Rolle rückwärts: VW will jetzt Porsche übernehmen

Der Sportwagenbauer hat neun Milliarden Euro Schulden. Die Alternative wäre ein Einstieg des Emirs von Katar.

Stuttgart. Die deutsche Automobilbranche steht womöglich vor einem spektakulären Zusammenschluss. Die Familien Porsche und Piëch wollen laut "Spiegel" und "Focus" am Mittwoch auf einem Krisengipfel über die Zukunft des mit Finanzproblemen kämpfenden Sportwagenbauers beraten. Dabei stehe auch ein möglicher Verkauf der Porsche AG an Volkswagen auf der Tagesordnung.

Die fünf wichtigsten Vertreter des Clans, darunter Wolfgang Porsche und Ferdinand Piëch, hatten sich bei einem Treffen am vergangenen Mittwoch nicht auf eine Lösung für die Finanzprobleme des Autokonzerns einigen können.

Porsche ist durch die milliardenschwere VW-Übernahme in finanzielle Schwierigkeiten geraten. Der Stuttgarter Automobilbauer hatte Anfang des Jahres die Mehrheit von knapp über 50 Prozent von Volkswagen übernommen und wollte diesen Anteil ursprünglich auf 75 Prozent steigern.

Laut "Focus" warb Piëch, Porsche-Miteigentümer und VW-Aufsichtsratschef, bei der Sitzung für eine Veräußerung der Sportwagenfirma an VW. Piëch soll dabei ein Konzept vorgelegt haben, das der VW-Vorstandsvorsitzende Martin Winterkorn erarbeitet hatte. Für rund elf Milliarden Euro soll demnach VW die Porsche AG kaufen. Damit wären die Familien auf einen Schlag schuldenfrei.

Daneben schlug Piëch laut "Focus" vor, sich sofort von Porsche-Boss Wendelin Wiedeking und dessen Finanzvorstand Holger Härter zu trennen. An deren Stellen sollten Winterkorn und VW-Finanzchef Hans Dieter Pötsch rücken.

Laut "Spiegel" hatten Wiedeking und Finanzchef Holger Härter folgendes Konzept präsentiert: Danach soll Porsche mit dem VW-Konzern fusionieren.

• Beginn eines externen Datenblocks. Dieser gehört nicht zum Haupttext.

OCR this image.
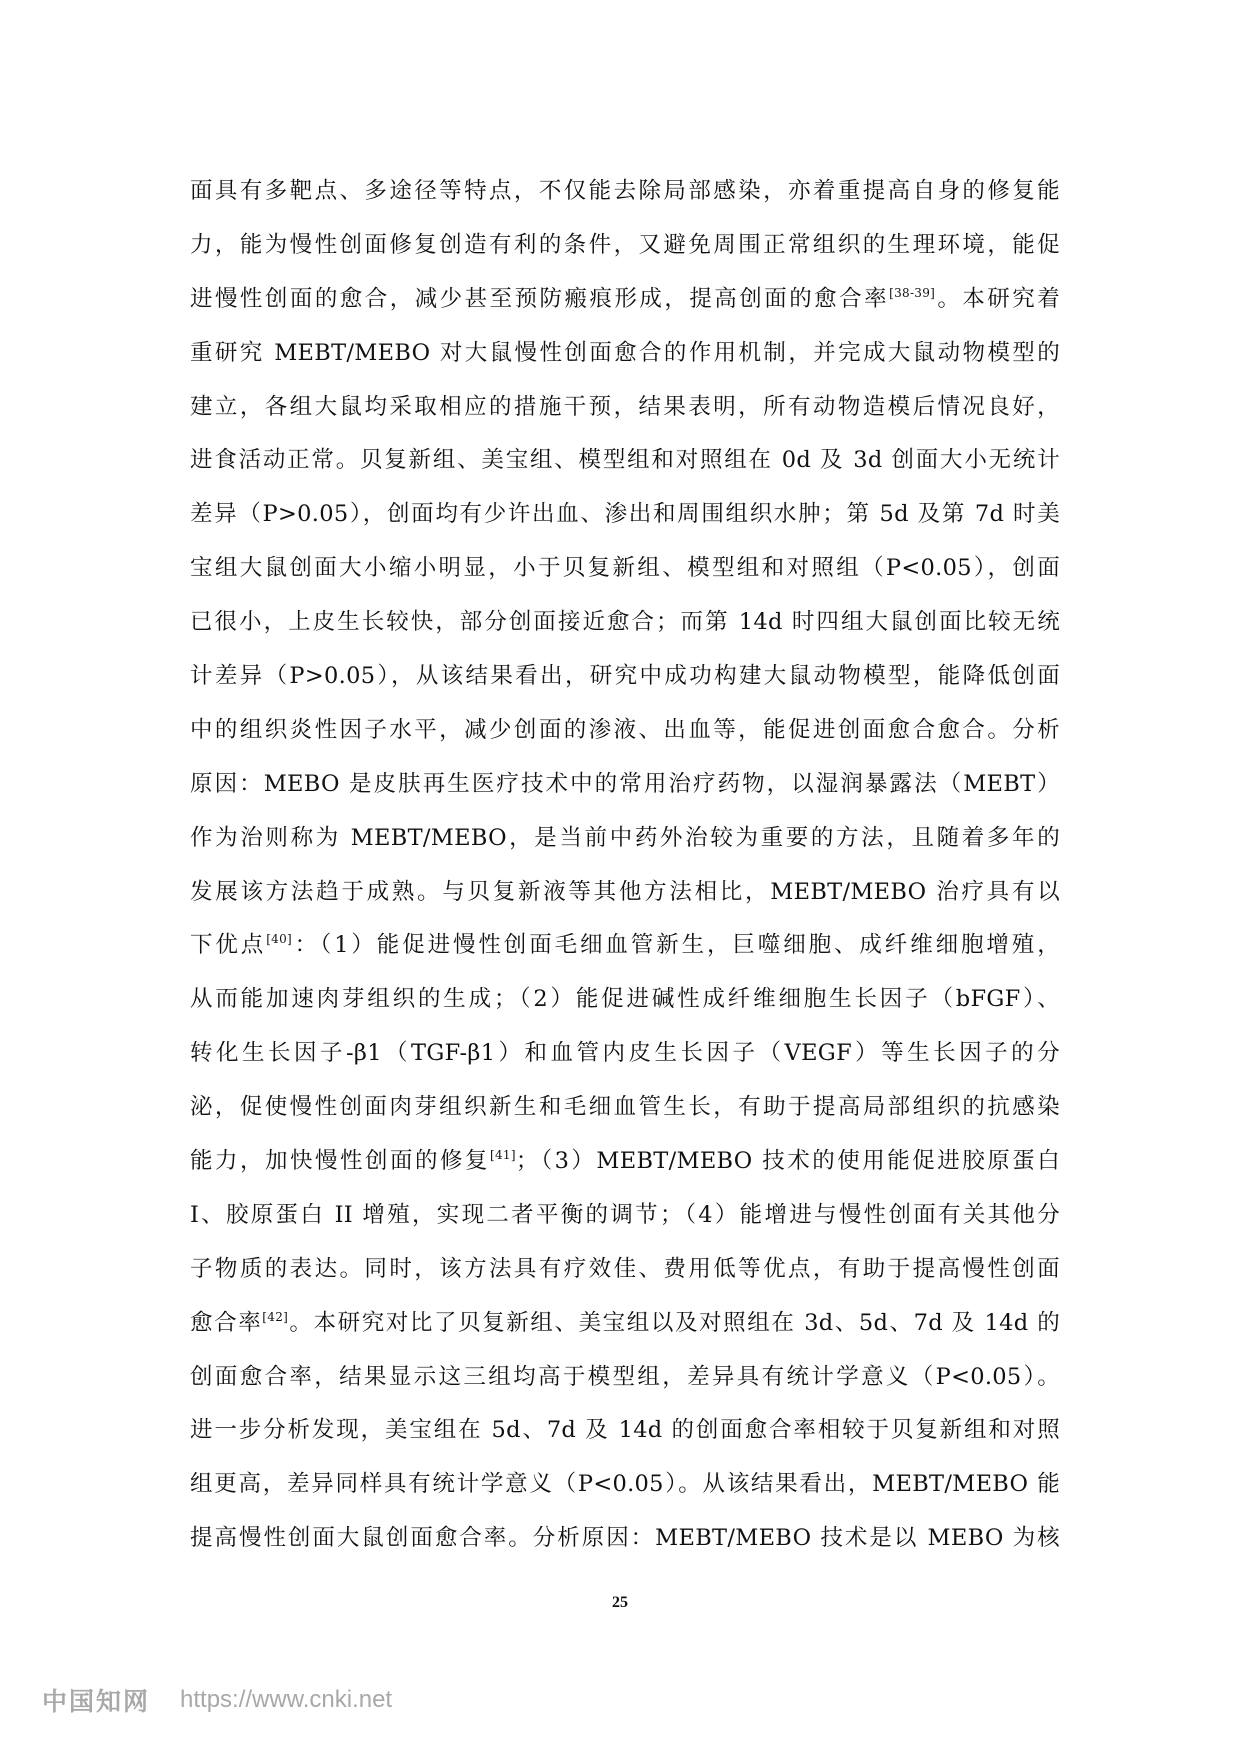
面具有多靶点、多途径等特点，不仅能去除局部感染，亦着重提高自身的修复能
力，能为慢性创面修复创造有利的条件，又避免周围正常组织的生理环境，能促
进慢性创面的愈合，减少甚至预防瘢痕形成，提高创面的愈合率[38-39]。本研究着
重研究 MEBT/MEBO 对大鼠慢性创面愈合的作用机制，并完成大鼠动物模型的
建立，各组大鼠均采取相应的措施干预，结果表明，所有动物造模后情况良好，
进食活动正常。贝复新组、美宝组、模型组和对照组在 0d 及 3d 创面大小无统计
差异（P>0.05），创面均有少许出血、渗出和周围组织水肿；第 5d 及第 7d 时美
宝组大鼠创面大小缩小明显，小于贝复新组、模型组和对照组（P<0.05），创面
已很小，上皮生长较快，部分创面接近愈合；而第 14d 时四组大鼠创面比较无统
计差异（P>0.05），从该结果看出，研究中成功构建大鼠动物模型，能降低创面
中的组织炎性因子水平，减少创面的渗液、出血等，能促进创面愈合愈合。分析
原因：MEBO 是皮肤再生医疗技术中的常用治疗药物，以湿润暴露法（MEBT）
作为治则称为 MEBT/MEBO，是当前中药外治较为重要的方法，且随着多年的
发展该方法趋于成熟。与贝复新液等其他方法相比，MEBT/MEBO 治疗具有以
下优点[40]：（1）能促进慢性创面毛细血管新生，巨噬细胞、成纤维细胞增殖，
从而能加速肉芽组织的生成；（2）能促进碱性成纤维细胞生长因子（bFGF）、
转化生长因子-β1（TGF-β1）和血管内皮生长因子（VEGF）等生长因子的分
泌，促使慢性创面肉芽组织新生和毛细血管生长，有助于提高局部组织的抗感染
能力，加快慢性创面的修复[41]；（3）MEBT/MEBO 技术的使用能促进胶原蛋白
I、胶原蛋白 II 增殖，实现二者平衡的调节；（4）能增进与慢性创面有关其他分
子物质的表达。同时，该方法具有疗效佳、费用低等优点，有助于提高慢性创面
愈合率[42]。本研究对比了贝复新组、美宝组以及对照组在 3d、5d、7d 及 14d 的
创面愈合率，结果显示这三组均高于模型组，差异具有统计学意义（P<0.05）。
进一步分析发现，美宝组在 5d、7d 及 14d 的创面愈合率相较于贝复新组和对照
组更高，差异同样具有统计学意义（P<0.05）。从该结果看出，MEBT/MEBO 能
提高慢性创面大鼠创面愈合率。分析原因：MEBT/MEBO 技术是以 MEBO 为核
25
中国知网 https://www.cnki.net
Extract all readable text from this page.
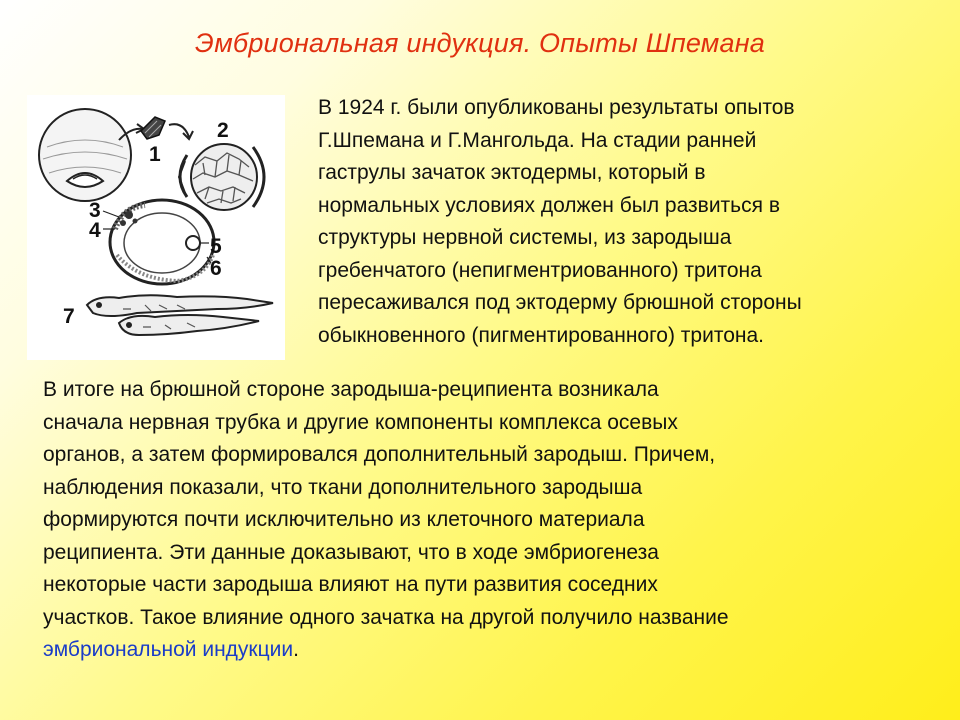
Эмбриональная индукция. Опыты Шпемана
1
2
3
4
5
6
7
В 1924 г. были опубликованы результаты опытов
Г.Шпемана и Г.Мангольда. На стадии ранней
гаструлы зачаток эктодермы, который в
нормальных условиях должен был развиться в
структуры нервной системы, из зародыша
гребенчатого (непигментриованного) тритона
пересаживался под эктодерму брюшной стороны
обыкновенного (пигментированного) тритона.
В итоге на брюшной стороне зародыша-реципиента возникала
сначала нервная трубка и другие компоненты комплекса осевых
органов, а затем формировался дополнительный зародыш. Причем,
наблюдения показали, что ткани дополнительного зародыша
формируются почти исключительно из клеточного материала
реципиента. Эти данные доказывают, что в ходе эмбриогенеза
некоторые части зародыша влияют на пути развития соседних
участков. Такое влияние одного зачатка на другой получило название
эмбриональной индукции.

Das neue Unternehmen würde sich dann durch eine Kapitalerhöhung frisches Geld besorgen. An ihr soll sich das Golf-Emirat Katar beteiligen, das neben den Familien und dem Land Niedersachsen zum dritten Großaktionär von VW würde. Aber auch die Familien müssten mehrere Milliarden Euro einbringen.

Nach Berechnungen von Bankexperten drücken den schwäbischen Sportwagenkonzern derzeit Nettoschulden in Höhe von neun Milliarden Euro.